Simon Ward from Henderson Global Investors said “narrow” M1 money – which includes cash and overnight deposits, and signals short-term spending plans – shows an alarming split between North and South.

While real M1 deposits are still holding up in the German bloc, the rate of fall over the last six months (annualised) has been 20.7pc in Greece, 16.3pc in Portugal, 11.8pc in Ireland, and 8.1pc in Spain, and 6.7pc in Italy.

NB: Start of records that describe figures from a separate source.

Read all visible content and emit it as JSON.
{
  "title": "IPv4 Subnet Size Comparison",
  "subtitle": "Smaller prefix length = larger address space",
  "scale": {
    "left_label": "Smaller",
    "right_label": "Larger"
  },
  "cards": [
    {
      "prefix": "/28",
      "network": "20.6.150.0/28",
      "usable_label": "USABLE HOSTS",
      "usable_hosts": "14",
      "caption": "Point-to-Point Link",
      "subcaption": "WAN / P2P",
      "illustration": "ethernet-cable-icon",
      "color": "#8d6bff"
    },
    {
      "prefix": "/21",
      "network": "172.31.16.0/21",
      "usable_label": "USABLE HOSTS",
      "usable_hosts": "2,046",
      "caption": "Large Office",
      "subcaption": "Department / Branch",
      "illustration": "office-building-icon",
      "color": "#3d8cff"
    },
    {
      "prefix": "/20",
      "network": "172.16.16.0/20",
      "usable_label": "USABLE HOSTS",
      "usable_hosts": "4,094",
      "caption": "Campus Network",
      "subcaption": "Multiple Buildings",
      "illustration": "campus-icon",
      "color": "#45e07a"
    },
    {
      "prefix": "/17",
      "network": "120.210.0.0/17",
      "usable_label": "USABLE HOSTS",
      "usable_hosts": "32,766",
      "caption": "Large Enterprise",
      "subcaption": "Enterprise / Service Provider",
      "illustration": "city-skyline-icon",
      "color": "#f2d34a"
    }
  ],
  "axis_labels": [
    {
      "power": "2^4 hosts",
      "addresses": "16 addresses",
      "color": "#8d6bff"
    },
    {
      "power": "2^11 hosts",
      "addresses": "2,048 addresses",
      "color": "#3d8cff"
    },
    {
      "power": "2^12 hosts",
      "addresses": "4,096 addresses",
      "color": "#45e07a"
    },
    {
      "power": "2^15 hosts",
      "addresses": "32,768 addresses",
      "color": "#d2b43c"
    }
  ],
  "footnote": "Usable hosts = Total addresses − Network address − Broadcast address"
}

The pace of decline in Italy has been accelerating, partly due to capital flight. “This rate of contraction is greater than in early 2008 and implies an even deeper recession, both for Italy and the whole periphery,” said Mr Ward.

#22 The major industrialized nations of the world must roll over trillions upon trillions of dollars in debt during 2012.  At a time when credit is becoming much tighter, this is going to be quite a challenge.  The following list compiled by Bloomberg shows the amount of debt that some large nations must roll over in 2012….

Japan: 3,000 billion
U.S.: 2,783 billion
Italy: 428 billion
France: 367 billion
Germany: 285 billion
Canada: 221 billion
Brazil: 169 billion
U.K.: 165 billion
China: 121 billion
India: 57 billion
Russia: 13 billion

Keep in mind that those numbers do not include any new borrowing.  Those are just old debts that must be refinanced.

As I mentioned at the top of this article, things do not look good.

The last thing that we need is another devastating global recession.

As I wrote about yesterday, the U.S. economy is in the midst of a nightmarish long-term decline.  The last major global recession helped to significantly accelerate that decline.

So what will happen if this next global recession is worse than the last one?

Sadly, the people that will get hurt the most by another recession will not be the wealthy.

The people that will get hurt the most will be the poor and the middle class.

So what should all of us be doing about this?

We should use the time during this “calm before the storm” to prepare for the hard times that are coming.

As always, let us hope for the best and let us prepare for the worst.

But things certainly do not look promising for the global economy in 2012.